LiveMint logoLiveMint 16-05-2017 Abhiram Ghadyalpatil

Mumbai: The Maharashtra legislature will hold a special session from 20-22 May to discuss and ratify the Goods and Services Tax (GST) Bill, 2017, to pave the way for the national roll-out of GST on 1 July.

Last week, the state cabinet approved a draft Maharashtra GST Bill which will be tabled during the special sitting. The Maharashtra bill seeks to protect the financial powers and autonomy of local self-government bodies in the state.

Maharashtra had ratified the GST Constitutional Amendment Bill in August 2016. On 6 April, Parliament passed four GST bills which now have to be ratified by all states to enable the shift to GST on 1 July.

Earlier this month, Shiv Sena, Bharatiya Janata Party’s (BJP) ally in state and at the Centre, raised objections to the GST, arguing that the introduction of a single tax across the country would nullify local taxes like octroi duty that the civic bodies collect. Shiv Sena pointed out that the Brihanmumbai Municipal Corporation (BMC), which it rules, may lose nearly Rs7,000 crore on account of octroi getting subsumed after the introduction of GST.

In order to accommodate Shiv Sena’s demands, the draft GST Bill passed by the state cabinet has a provision to compensate the BMC and other local bodies for the loss of their sources of revenue. The bill was passed after Shiv Sena president Uddhav Thackeray told Maharashtra finance minister Sudhir Mungantiwar that the BMC should not be made to beg for compensation and that there should be a statutory provision to compensate the BMC.

In the 288-member Maharashtra assembly, Shiv Sena’s support is essential for the BJP for passage of key bills. The BJP has 122 members and Shiv Sena 63.
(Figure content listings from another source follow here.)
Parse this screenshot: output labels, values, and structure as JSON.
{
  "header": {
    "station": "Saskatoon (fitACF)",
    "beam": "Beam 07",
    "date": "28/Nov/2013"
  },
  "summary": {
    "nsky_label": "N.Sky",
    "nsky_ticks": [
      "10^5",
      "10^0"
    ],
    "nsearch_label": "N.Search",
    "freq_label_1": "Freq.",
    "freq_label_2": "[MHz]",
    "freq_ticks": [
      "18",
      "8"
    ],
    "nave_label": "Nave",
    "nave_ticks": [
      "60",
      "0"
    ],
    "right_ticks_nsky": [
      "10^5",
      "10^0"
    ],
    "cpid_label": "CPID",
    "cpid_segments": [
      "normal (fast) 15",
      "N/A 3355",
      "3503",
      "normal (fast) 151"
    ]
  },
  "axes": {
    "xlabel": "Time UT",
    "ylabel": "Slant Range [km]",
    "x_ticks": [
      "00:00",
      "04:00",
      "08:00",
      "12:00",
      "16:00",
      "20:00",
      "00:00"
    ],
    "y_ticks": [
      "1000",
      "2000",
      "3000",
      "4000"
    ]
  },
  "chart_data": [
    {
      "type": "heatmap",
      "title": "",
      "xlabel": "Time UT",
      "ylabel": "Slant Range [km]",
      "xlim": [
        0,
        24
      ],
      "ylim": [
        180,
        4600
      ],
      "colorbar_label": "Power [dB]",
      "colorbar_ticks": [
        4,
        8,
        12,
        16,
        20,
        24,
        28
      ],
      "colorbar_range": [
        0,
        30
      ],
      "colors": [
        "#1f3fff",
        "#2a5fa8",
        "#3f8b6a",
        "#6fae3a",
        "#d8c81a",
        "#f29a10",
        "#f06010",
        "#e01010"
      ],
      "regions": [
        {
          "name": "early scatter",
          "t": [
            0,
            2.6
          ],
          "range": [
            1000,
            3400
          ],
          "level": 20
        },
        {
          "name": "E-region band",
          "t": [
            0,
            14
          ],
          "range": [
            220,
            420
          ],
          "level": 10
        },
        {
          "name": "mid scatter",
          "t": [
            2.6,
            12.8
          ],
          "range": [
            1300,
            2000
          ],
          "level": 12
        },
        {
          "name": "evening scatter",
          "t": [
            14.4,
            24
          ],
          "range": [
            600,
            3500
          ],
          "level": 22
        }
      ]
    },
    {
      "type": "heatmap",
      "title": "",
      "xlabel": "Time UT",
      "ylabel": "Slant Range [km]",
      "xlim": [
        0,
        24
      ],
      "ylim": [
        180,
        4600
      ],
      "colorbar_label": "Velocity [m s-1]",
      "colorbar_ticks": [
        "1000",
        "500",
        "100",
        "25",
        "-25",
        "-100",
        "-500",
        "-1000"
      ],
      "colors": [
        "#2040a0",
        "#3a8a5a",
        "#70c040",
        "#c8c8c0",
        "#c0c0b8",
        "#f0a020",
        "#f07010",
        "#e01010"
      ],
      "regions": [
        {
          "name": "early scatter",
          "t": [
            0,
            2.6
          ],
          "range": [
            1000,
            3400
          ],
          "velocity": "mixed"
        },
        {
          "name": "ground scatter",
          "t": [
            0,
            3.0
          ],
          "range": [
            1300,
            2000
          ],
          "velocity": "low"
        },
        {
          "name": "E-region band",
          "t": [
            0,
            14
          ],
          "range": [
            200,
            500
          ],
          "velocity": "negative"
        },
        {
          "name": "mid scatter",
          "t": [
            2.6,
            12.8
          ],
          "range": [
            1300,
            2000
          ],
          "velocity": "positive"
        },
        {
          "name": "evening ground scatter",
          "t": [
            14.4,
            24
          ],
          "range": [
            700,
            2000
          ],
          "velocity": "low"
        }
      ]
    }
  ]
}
The draft bill seeks to address some of the key concerns raised by the Shiv Sena. For instance, the BMC will be compensated each month for loss of octroi after the introduction of GST. The bill has a clause which says the amount of compensation will be credited to the BMC’s bank account by the fifth day of each month. In order to get Sena on board before the special session, Mungantiwar met Thackeray at the latter’s residence last week to convince him that the introduction of GST will not cripple the fiscal health and autonomy of BMC.
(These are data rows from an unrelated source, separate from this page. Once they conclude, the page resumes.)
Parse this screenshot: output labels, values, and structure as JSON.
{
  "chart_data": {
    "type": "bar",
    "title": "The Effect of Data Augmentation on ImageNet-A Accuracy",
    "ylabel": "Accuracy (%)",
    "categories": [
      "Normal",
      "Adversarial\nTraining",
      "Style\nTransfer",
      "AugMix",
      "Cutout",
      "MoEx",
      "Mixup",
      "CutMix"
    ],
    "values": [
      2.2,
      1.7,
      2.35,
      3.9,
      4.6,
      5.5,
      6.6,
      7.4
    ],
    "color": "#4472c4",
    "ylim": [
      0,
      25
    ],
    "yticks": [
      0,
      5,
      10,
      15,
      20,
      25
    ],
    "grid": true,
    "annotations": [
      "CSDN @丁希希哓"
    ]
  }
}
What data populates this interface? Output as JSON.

According to a Maharashtra finance department official, who did not wish to be named, the GST introduction would lead to abolition of several state taxes like sugar purchase tax, state’s share in central sales tax, entry tax on vehicles and goods manufactured in other states, lottery tax, octroi and local body tax. “The local self-government bodies will take the biggest hit because they collect most of these charges or have a share in them. The bill passed by the cabinet also has a provision by which the state government can assign some of its taxes to local bodies to compensate them,” the official said.